Conclusions and Recommendations
There is fair evidence (grade II-1) that window and stairway guards reduce the incidence and severity of injury in infants (B Recommendation). There is also fair evidence (grade I) to support counselling parents on the acquisition of such safety features in the periodic health examination of infants (B Recommendation).

There is fair evidence (grade II-2) that requiring conformity to water safety standards reduces deaths from drowning (B Recommendation) but insufficient evidence to support counselling parents of young children concerning early swimming class exposure and abiding by water safety guidelines (C Recommendation). A decision on such counselling may, however, be made on other grounds. There is fair evidence that parents of young children should never leave a child under 36 months of age alone in a bathtub (B Recommendation) but insufficient information about the ability of physicians to influence supervision of children in baths by counselling (C Recommendation).

There is fair evidence (grade II-2) that the acquisition of safety features such as smoke detectors, non-inflammable sleepwear, and hot water thermostat settings reduces injury from scalds and burns (B Recommendation). There is also fair evidence (grade I) concerning the effectiveness of counselling the parents of young children to acquire safety features such as smoke detectors, non-inflammable sleepwear, and hot water thermostat settings (B Recommendation).

There is good evidence (grade I) that parent awareness of poison control modalities reduces the incidence of poisoning in infants (A Recommendation). There is also fair evidence to support counselling on prevention of poisoning and the provision of ipecac and poison control centre phone number stickers to the parents of young children (B Recommendation).
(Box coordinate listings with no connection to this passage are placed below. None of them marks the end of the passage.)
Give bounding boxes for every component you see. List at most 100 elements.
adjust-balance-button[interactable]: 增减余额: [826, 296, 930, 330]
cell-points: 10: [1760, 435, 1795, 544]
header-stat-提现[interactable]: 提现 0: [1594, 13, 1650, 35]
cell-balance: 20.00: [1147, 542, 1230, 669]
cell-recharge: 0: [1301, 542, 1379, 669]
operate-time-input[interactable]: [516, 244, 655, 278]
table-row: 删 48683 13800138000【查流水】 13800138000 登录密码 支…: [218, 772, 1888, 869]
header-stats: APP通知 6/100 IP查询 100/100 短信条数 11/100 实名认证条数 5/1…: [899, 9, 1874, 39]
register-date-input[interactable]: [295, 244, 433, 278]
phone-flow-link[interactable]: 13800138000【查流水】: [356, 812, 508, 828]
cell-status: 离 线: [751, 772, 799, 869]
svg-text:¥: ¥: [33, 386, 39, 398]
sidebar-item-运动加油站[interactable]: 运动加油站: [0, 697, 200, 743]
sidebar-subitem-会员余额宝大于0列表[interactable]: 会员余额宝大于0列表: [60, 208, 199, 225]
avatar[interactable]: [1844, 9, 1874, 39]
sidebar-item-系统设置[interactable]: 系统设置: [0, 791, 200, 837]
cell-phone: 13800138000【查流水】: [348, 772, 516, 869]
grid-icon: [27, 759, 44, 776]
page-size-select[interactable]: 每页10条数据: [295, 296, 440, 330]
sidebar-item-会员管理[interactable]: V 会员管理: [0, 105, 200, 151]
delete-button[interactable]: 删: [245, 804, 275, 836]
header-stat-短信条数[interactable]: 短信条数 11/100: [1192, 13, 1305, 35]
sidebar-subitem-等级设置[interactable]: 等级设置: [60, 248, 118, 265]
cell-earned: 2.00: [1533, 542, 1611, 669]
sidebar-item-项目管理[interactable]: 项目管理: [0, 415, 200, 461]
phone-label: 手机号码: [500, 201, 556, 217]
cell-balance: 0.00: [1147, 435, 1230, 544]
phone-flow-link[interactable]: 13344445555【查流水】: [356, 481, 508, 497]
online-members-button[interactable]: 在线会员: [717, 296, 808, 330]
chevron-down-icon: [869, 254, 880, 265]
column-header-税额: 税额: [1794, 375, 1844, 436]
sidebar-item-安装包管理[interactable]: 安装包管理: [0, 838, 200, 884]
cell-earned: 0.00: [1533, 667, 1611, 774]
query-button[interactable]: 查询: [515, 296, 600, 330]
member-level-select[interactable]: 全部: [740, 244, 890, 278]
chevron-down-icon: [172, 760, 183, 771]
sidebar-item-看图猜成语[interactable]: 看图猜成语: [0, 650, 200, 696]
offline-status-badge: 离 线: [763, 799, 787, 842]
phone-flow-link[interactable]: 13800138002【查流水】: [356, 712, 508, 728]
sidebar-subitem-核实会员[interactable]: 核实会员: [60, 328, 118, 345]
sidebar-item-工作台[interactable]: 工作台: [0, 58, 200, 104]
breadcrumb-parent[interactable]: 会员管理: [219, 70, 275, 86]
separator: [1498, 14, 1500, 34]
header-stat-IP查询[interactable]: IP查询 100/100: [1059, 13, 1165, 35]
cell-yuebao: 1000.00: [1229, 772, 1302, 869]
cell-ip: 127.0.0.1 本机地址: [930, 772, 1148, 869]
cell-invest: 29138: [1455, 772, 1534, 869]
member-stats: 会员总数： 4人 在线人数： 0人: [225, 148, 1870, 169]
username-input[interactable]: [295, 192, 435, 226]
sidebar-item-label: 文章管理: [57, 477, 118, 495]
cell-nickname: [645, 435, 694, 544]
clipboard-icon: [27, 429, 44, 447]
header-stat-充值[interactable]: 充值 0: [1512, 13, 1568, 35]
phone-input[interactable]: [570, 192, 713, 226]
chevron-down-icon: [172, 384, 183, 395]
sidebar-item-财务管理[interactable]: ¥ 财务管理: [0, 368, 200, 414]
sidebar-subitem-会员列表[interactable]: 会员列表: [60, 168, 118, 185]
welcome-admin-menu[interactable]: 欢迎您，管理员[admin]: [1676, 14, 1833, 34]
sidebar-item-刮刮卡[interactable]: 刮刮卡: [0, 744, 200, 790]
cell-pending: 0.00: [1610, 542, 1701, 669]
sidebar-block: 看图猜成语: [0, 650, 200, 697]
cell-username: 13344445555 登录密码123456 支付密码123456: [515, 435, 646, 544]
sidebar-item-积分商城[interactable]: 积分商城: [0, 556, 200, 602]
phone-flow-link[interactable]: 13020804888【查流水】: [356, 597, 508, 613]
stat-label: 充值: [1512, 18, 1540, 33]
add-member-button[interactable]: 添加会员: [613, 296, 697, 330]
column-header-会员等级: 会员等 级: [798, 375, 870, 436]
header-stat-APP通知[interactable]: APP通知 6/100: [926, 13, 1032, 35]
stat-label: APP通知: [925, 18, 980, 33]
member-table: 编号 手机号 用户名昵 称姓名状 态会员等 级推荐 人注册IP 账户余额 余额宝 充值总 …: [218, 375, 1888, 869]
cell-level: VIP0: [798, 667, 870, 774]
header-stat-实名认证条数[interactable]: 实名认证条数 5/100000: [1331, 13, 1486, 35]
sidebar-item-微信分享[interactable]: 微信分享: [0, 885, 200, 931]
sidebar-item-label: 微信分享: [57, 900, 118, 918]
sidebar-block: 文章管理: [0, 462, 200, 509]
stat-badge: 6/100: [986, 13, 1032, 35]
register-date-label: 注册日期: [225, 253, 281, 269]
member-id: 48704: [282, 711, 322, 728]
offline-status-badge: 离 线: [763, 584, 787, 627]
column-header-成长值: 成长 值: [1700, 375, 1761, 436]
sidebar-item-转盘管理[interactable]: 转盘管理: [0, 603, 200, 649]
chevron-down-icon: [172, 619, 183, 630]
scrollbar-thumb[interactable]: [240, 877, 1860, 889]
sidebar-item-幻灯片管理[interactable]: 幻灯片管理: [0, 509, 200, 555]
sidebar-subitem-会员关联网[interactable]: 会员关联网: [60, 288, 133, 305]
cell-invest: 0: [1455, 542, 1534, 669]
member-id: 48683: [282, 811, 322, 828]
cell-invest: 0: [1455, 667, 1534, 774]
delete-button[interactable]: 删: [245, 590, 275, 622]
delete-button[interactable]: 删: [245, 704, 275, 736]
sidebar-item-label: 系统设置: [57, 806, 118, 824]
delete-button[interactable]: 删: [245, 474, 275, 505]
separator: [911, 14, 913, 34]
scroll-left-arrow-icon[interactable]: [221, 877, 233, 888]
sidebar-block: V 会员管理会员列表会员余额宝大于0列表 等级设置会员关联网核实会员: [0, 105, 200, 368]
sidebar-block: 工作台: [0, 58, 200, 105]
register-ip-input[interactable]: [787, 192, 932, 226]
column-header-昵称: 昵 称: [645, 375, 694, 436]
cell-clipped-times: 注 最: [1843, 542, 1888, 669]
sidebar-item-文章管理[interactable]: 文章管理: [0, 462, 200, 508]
There is fair evidence (grade II-2) that wearing helmets reduces the incidence and severity of head injuries in cyclists (B Recommendation). However, there is insufficient evidence that counselling will increase the rate of bicycle helmet use for those who ride the roadways (C Recommendation). Decision concerning such counselling may be made on other grounds.<29>

Unanswered Questions (Research Agenda)
Because of the multifactorial etiology of most injuries, a number of methodologic issues need further study. The problem of assessing or measuring exposure in the context of household and recreational injuries makes the design of analytic studies very difficult. There are persistent limitations in available data. For example, CHIRPP (Canadian Hospital Injury Reporting and Prevention Program) collects data in collaboration with all pediatric hospitals rather than from population-based sources.

Evidence
A MEDLINE search from 1981 to November 1991 was conducted using the following strategy: accidents as a major MESH heading with the subheadings diagnosis, economics, epidemiology, law and jurisprudence, mortality, prevention and control, standards and trends; and not aviation, occupational or traffic accidents. Other sources included Statistics Canada, Health and Welfare Canada, the Insurance Bureau of Canada, the Izaak Walton Killam Children’s Hospital Poison Control Centre, supporting documents of other recommending bodies and references from identified literature. This review was initiated in 1991 and the recommendations finalized by the Task Force in November 1992.

Full Citation
Elford R.W. Prevention of household and recreational injuries in children (<15 years of age). In: Canadian Task Force on the Periodic Health Examination. Canadian Guide to Clinical Preventive Health Care. Ottawa: Health Canada, 1994; 306-17.